People like to talk of heritage – the new age historians vie for attention and money, not in the same order. The sudden spurt of historians has paved the way for lacklustre thesis and hypotheses supporting fringe elements. Give them a stack of cash or a page three article in a tabloid, they will fight tooth and nail to prove Malik Kafur invaded South India, ravaging one thousand temples of their riches. Poor guy must have spent hardly a few days here, yet you find his name hanging in thick air in places as remote as Chidambaram or Srirangam. He was a destroyer, they will say. He slayed priests, emptied temple riches in tanks, broke all the flooring of a 40-acre temple, pulled down pillars. I am beginning to think Malik Kafur was probably Lord Voldemort with his wand, puking ‘destroyal’. What a busy man he must have been, pushing Rajput women into their Sati fire one day, and looting temple tanks in Tamilnadu the next day. Hell, he didn’t justa play a double role, he played multiple!
If there is something that needs immediate relooking and analysis, it must be our social science text books. The CBSE prescribed NCERT text books wax eloquent of Varnasrama, Manu Smriti et al. When Varnasrama is taught to eleven-year-olds, one has to be sensitive in phrasing the history text books. One cannot ask, “Who is the lowest of all castes?” and expect the child to think of equality. Teaching them the prevailing caste system and its effects is a great idea for sensitising them, yet, it has to be done solving the specific purpose of learning, not to sow seeds of differences in young minds.
There is this other school of “English Historians”. The fellow still thinks he was born in Birmingham and raised in Oxford. His everyday routine is filled with scones and English tea, with of course “History of India” by some ‘faarin’ Lord gracing his hands. The person is sure he will be buried in a cask at Windsor Castle. Someone please put him on the next plane to Heathrow. He might rewrite English history. The Brits of course need someone Dalrymplish to tell them there is Indian blood in British Royal lineage and this probably happened in Vedic Period when Manu wed Tanu, their child being George the -325th. Well sire, the sun didn’t rise with British history in India, we had civilisations two thousand years earlier than that!
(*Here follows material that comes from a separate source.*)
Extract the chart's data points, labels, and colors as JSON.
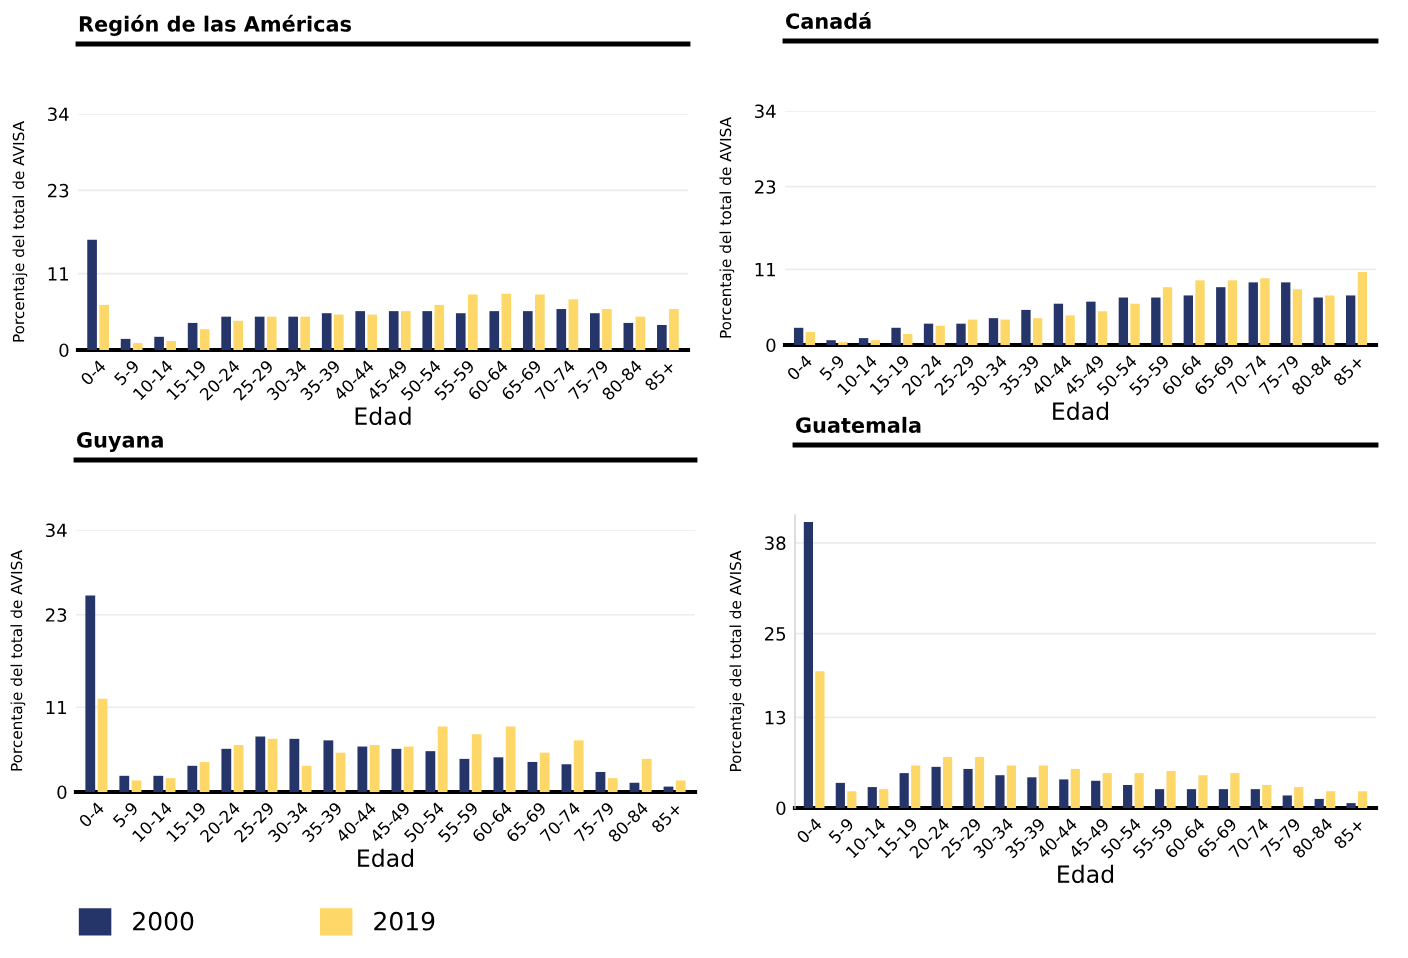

Any history/historian neglecting the diversity of a country like India, ignoring the marginalised sections of the society and the minorities, will be doing grave injustice to the very fibre of this nation. History of India has never been kind to the Muslim ‘invaders’ and the Christian ‘converts’. Now that fringe forces are gunning for their kill, it is high time for all sections of the society to wrestle back their history from the divisive forces. There can be only one decisive answer to the question, “Whose history is it anyway?”. The answer is, ‘Ours, together’. If we give a section free reign to rewrite it, our future is DOOMED! Period.